The key point here is that death in service benefits have traditionally been payable if someone dies while in the armed forces or in the service of the Crown, whether or not they were on active service. A person who died back at home with their family would still qualify for the money. Under the armed forces pension scheme, they would still qualify if they had a regular partner. Under the Bill, however, because we are now dealing with the inheritance tax rules, unless the individual is married or in a civil partnership the exemptions do not apply. That is the critical point. I suspect the Ministry of Defence had not picked up on it. The Forces Pension Society, which exists for exactly this kind of eventuality, has done what it says on the tin and raised an issue that could materially affect armed forces pensions. In some ways, I am acting as their factotum this afternoon in tabling the issue.
I think it is. Those who have left the service, are by definition no longer subject to service law; they are subject to the laws of the country like any other civilians, as that is what they have become, albeit they are civilians with the special status of being a veteran, which we should respect. But they are no longer serving in His Majesty’s armed forces. The amendment would allow the commissioner to expand their remit little bit in order to look at pension-related issues, which are something that armed forces personnel regard as part of their general service welfare. When they are taking that stick or twist decision, weighing up the pluses and minuses of whether to stay or leave—particularly if they have been in the service for some years and have accumulated a reasonable pension pot—that is definitely something that they will take into account.
In a moment. My hon. Friend the Member for Spelthorne is a former commanding officer of the Scots Guards, and he knows the challenge that all commanding officers face in retaining personnel, particularly experienced personnel.

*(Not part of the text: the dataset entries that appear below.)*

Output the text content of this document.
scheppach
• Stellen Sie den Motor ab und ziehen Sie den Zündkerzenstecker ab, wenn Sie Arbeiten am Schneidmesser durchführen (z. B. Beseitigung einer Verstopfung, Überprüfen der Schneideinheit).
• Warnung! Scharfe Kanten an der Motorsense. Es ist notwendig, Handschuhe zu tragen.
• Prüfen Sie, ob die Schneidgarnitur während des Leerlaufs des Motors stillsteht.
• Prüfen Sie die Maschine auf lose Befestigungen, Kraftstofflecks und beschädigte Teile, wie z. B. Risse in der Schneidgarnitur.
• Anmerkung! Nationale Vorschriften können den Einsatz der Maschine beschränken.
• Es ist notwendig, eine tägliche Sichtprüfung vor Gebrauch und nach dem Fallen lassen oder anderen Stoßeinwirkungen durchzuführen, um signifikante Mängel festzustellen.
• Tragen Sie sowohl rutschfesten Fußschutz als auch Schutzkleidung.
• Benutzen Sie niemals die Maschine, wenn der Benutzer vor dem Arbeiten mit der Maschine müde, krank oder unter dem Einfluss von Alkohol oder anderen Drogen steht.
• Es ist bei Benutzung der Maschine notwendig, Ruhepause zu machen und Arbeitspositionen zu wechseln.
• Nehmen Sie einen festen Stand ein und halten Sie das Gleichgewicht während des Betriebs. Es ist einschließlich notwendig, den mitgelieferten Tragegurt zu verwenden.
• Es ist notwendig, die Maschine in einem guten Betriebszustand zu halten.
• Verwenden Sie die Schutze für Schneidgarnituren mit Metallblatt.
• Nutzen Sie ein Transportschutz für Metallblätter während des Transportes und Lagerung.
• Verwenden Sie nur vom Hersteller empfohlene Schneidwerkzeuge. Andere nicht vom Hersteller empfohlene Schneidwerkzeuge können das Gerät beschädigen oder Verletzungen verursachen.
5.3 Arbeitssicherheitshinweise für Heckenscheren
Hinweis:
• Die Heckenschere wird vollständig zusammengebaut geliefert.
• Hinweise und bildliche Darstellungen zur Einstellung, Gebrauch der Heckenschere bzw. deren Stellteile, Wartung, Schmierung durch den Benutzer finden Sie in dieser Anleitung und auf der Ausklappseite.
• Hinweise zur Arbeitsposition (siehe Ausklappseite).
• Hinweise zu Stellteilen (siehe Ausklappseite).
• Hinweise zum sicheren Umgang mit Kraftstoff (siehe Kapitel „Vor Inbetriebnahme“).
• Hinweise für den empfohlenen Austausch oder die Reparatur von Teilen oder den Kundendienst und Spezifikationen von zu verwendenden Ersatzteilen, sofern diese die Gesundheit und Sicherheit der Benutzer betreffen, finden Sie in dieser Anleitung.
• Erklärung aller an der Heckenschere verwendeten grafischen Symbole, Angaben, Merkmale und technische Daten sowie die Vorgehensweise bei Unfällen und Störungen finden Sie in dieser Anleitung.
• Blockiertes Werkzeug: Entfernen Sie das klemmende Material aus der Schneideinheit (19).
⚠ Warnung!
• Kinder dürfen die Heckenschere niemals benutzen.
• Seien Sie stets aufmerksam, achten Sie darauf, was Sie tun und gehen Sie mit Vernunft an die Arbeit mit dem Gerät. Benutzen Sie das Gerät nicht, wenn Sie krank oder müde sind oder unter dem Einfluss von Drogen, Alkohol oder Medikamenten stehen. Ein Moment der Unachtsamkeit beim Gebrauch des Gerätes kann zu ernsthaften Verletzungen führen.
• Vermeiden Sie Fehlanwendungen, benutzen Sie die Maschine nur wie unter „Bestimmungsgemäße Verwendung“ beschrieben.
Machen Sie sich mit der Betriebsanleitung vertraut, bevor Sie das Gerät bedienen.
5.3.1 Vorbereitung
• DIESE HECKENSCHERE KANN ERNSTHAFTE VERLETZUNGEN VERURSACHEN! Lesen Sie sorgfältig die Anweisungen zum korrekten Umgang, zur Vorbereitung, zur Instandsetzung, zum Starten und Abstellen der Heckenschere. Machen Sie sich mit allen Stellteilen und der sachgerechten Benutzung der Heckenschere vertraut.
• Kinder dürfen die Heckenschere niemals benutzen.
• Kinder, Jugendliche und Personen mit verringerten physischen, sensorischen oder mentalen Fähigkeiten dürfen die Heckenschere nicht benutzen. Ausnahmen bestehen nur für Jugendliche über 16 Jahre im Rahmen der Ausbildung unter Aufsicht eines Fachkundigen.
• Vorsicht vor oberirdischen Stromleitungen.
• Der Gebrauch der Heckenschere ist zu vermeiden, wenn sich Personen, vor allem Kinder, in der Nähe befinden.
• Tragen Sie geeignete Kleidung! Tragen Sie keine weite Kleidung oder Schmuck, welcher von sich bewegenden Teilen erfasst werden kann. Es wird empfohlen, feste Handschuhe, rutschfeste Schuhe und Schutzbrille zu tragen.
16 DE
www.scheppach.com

It is part of that stick or twist decision, which is why we believe that the Armed Forces Commissioner should be able to look at it. The amendment would remove any doubt that they had the ability to do that, while—to come back to the point made by hon. Member for Broxtowe—in no way precluding their being able to look at anything else.
I thank the right hon. Gentleman for giving way. I will try to be more pithy this time. I thought there was a separate proposal for a veterans’ commissioner. Should not matters that affect former service personnel after the point when technically they have ceased to serve, or their families if they are deceased, sit in the purview of a veterans’ commissioner, not the Armed Forces Commissioner?
The hon. Gentleman anticipates me, because if he looks down the list of amendments, he will see that new clause 2 talks specifically about veterans’ commissioners. Perhaps at that point he might want to intervene on me again, as long as it does not mean Mr Betts misses his train.
I hope that I have made my point. I shall be interested to hear what other Members in the Committee think, and particularly what the Minister’s view is.